Carmen Posadas: Lo que nos une
El fenómeno es viejo como el mundo. Tanto que, cuando se escribió el Eclesiastés, casi mil años antes de Cristo, su autor ya advirtió que nada nuevo había bajo el sol. A continuación añadió que hay un tiempo para todo lo que se hace bajo el cielo: un tiempo para nacer, un tiempo para morir; tiempo para plantar y tiempo para arrancar lo plantado; tiempo para sanar y tiempo para morir; tiempo para construir y tiempo para destruir; tiempo para abrazarse y tiempo para apartarse… Nosotros, felices hijos de la segunda mitad de siglo XX, hemos tenido la enorme suerte de vivir sobre todo la primera parte de las premisas: el nuestro fue el tiempo de nacer, de plantar, de sanar, de construir, de abrazarse…
La Segunda Guerra Mundial supuso una tragedia tal que, durante más de medio siglo, al menos el mundo occidental hizo todo lo posible por restañar heridas, evitar viejos errores y remar juntos en la misma dirección. Consecuencia del deseo general de hacer las cosas bien son, por ejemplo, todas las instituciones y organismos internacionales creados o potenciados tras la guerra: la OTAN, la ONU, la FAO, la OMS, la UNESCO y tantas otras entidades con un mismo propósito: unir, no separar.
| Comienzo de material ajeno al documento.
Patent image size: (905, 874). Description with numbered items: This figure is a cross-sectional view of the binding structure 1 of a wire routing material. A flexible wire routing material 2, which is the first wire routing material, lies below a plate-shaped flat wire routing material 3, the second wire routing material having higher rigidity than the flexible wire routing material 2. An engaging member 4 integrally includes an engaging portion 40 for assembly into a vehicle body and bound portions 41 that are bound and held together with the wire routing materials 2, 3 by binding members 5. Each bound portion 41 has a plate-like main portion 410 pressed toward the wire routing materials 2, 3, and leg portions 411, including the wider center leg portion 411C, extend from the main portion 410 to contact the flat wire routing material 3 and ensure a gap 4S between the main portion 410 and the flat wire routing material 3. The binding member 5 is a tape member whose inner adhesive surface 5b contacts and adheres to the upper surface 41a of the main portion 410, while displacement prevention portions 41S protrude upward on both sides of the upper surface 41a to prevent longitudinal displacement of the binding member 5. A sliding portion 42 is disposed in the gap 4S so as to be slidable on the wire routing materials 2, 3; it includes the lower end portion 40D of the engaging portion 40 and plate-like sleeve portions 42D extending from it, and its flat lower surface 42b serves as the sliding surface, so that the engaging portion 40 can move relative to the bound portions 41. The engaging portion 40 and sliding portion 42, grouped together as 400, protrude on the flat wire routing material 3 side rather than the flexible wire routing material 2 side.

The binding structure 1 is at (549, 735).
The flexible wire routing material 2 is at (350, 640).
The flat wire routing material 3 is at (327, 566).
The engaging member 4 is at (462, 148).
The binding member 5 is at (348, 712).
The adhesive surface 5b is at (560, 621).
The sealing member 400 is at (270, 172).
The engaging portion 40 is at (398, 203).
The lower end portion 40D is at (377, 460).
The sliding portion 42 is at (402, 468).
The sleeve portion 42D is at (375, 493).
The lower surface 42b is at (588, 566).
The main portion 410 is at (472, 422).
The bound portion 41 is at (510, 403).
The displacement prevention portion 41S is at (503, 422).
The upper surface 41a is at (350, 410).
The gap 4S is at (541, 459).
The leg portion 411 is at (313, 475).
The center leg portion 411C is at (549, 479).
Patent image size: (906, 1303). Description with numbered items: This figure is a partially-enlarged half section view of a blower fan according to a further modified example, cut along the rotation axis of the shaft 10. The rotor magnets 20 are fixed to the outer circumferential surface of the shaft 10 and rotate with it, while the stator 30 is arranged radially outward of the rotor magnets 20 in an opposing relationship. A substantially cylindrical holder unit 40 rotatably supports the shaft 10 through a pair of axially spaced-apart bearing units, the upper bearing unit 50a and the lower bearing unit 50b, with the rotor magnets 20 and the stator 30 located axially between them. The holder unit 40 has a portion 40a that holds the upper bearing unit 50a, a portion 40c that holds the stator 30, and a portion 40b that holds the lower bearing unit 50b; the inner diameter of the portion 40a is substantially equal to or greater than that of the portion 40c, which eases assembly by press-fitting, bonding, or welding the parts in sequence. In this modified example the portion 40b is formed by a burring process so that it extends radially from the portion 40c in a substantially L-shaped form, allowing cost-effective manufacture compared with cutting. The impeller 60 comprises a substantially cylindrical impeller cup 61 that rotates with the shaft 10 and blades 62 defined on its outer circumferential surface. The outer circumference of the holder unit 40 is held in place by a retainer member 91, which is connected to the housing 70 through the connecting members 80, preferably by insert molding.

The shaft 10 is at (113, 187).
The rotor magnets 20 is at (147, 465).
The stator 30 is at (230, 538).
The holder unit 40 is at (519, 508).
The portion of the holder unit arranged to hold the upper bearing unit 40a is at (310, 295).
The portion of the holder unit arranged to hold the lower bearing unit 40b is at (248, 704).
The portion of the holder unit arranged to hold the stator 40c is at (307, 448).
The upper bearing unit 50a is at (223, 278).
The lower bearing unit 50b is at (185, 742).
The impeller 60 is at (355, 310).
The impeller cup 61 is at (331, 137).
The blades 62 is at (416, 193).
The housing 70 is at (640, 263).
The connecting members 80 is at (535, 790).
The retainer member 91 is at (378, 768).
Frente al ruido divisivo y confrontador que tanto abunda, en nuestra mano está no caer en esa provocación
Aquel feliz período de nuestra historia, de algún modo, comenzó a mostrar los primeros síntomas de fatiga de materiales hacia el fin de la Guerra Fría, primero, y, más tarde, con la caída de las Torres Gemelas. A partir de ahí, el siglo XXI nos ha salido pendenciero y no han parado de sucederse situaciones más identificables con la segunda parte del binomio del que hablaba el Eclesiastés: tiempos más de apartarse que de abrazarse; de arrancar y no de plantar; de destruir y no de construir; de matar y no de sanar.
En España el ‘síndrome Eclesiastés’ se ha cumplido también. Los horrores de la Guerra Civil hicieron que, al llegar la democracia, los que vivimos la Transición buscáramos la unión y no la confrontación; tender puentes y no dinamitarlos; respetar al que pensaba distinto, no demonizarlo ni levantar ‘muros’. ¿Qué hace que se produzcan en el mundo momentos de concordia y otros de discordia cuando los actores son, básicamente, los mismos? Hay mil causas y sería prolijo explicarlas aquí. Pero, a grandes rasgos, se podría decir que ambas tendencias existen en el ser humano y lo que se aprende con un gran trauma o fractura se olvida en tiempos de bonanza, cuando se acaban los anticuerpos que generaron los tiempos difíciles.
Por eso, parafraseando al escritor estadounidense Michael Hopf, podríamos decir que tiempos duros crean gentes que reman juntas en la misma dirección, y tiempos fáciles crean gentes laxas que prefieren que remen otros o directamente les da por boicotear la embarcación. El síndrome del Eclesiastés no tendría excesiva importancia si no lo aprovecharan líderes populistas que ven en la confrontación y en la división la herramienta perfecta para conservar el poder. Si se fijan, en el mundo actual abundan los líderes autócratas y caudillistas de uno y otro signo que saben que es más eficaz (y desde luego mucho más fácil) apelar no a los buenos, sino a los peores instintos del ser humano y que funciona fenomenal fomentar la brecha entre los que piensan de modo diferente.
Con frecuencia, esa brecha no existe en la sociedad, sino que es instigada desde arriba. Por eso yo, que iba a titular este artículo El síndrome Eclesiastés, puesto que he empezado hablando de él, he preferido llamarlo Lo que nos une. Porque, frente al ruido divisivo y confrontador que tanto abunda, en nuestra mano está no caer en esa provocación. Sé que es difícil, porque la crispación crea crispación, y la injusticia, injusticia, cuando no encono. Pero, aun así, sigue siendo mucho más lo que nos une que lo que nos separa.
Igual que ocurrió en la Transición, cuando la brecha ideológica era mucho mayor que ahora y fantasmas del pasado todavía andaban por ahí sueltos. Entonces fueron precisamente estos espectros los que evitaron que cayéramos en espirales nada deseables. Ahora tendremos que ser nosotros quienes esquivemos derivas, pero a sabiendas de que la división no está en la calle, sino que, como dijo Felipe González semanas atrás, «para preservar la convivencia, hay que evitar llevar la crispación de los de arriba a los de abajo». Y no entrar al trapo, añadiría yo, porque eso es, precisamente, lo que los divisivos quieren.